In fact, it seems that the company has just gotten itself into a new legal entanglement, not too soon after HP filed a complaint against it.

This time, however, it is not Oracle that is getting sued, instead being the one doing the suing, the target of its ire being Micron.

According to the complain that the former reportedly filed, Micron has been selling memory to Sun Microsystems at prices higher than they should be.

According to the filing, Micron supposedly sold such overpriced memory for several years, until 2002 to be exact.

During the existence of that price-fixing carter, Oracle says that Sun spent a total of about $2 billion on DRAM.

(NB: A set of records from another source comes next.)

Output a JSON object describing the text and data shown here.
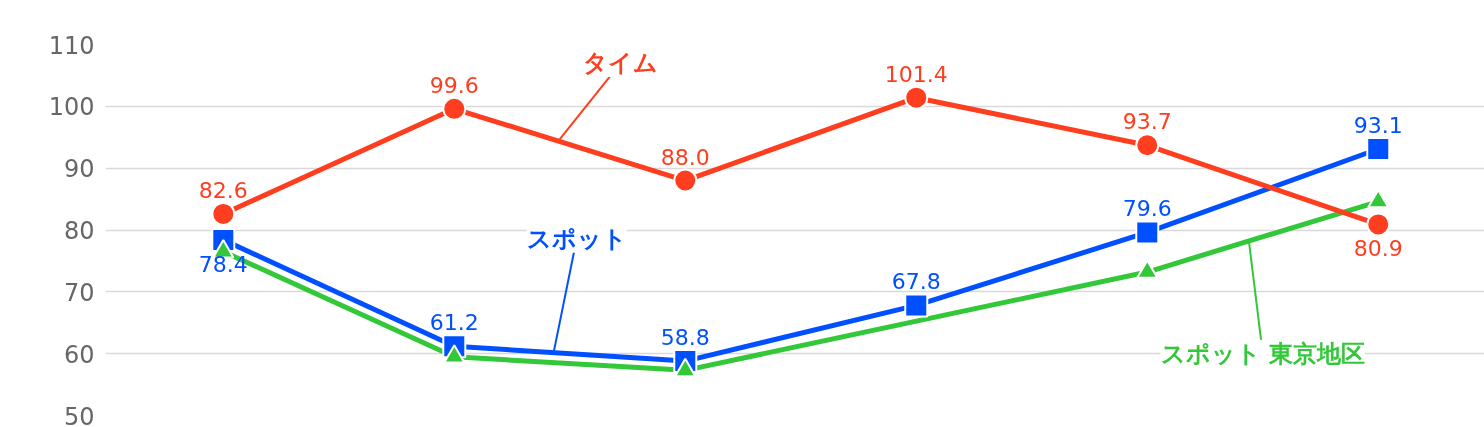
{
  "chart_data": {
    "type": "line",
    "categories": [
      null,
      null,
      null,
      null,
      null,
      null
    ],
    "ylim": [
      50,
      110
    ],
    "yticks": [
      50,
      60,
      70,
      80,
      90,
      100,
      110
    ],
    "grid": "y",
    "tick_labels": "y",
    "legend": false,
    "line_style": "solid",
    "series": [
      {
        "name": "スポット 東京地区",
        "color": "#33c73a",
        "marker": "triangle",
        "values": [
          76.5,
          59.5,
          57.3,
          null,
          73.2,
          84.6
        ]
      },
      {
        "name": "スポット",
        "color": "#0050ff",
        "marker": "square",
        "values": [
          78.4,
          61.2,
          58.8,
          67.8,
          79.6,
          93.1
        ],
        "value_labels": [
          "78.4",
          "61.2",
          "58.8",
          "67.8",
          "79.6",
          "93.1"
        ]
      },
      {
        "name": "タイム",
        "color": "#ff3d1f",
        "marker": "circle",
        "values": [
          82.6,
          99.6,
          88.0,
          101.4,
          93.7,
          80.9
        ],
        "value_labels": [
          "82.6",
          "99.6",
          "88.0",
          "101.4",
          "93.7",
          "80.9"
        ]
      }
    ]
  }
}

According to Oracle's complaint, those involved took measures to ensure that prices were raised or kept from declining, as well as to allocate customers, among other things meant to allow them to charge more than they would have otherwise been allowed.

The point of this whole development is that Oracle wants to recover damages from this whole deal, triple the amount lost by Sun during that period to be exact.

The justification behind this large sum is that Micron's actions were intended, not just some accident or a consequence of circumstances beyond its control.

Of course, there is no way of knowing how this lawsuit will turn out, or how long it will take for it to be settled.

Still, should it be concluded with a ruling made in Oracle's favor, the company may see its coffers filled with a substantial amount of money.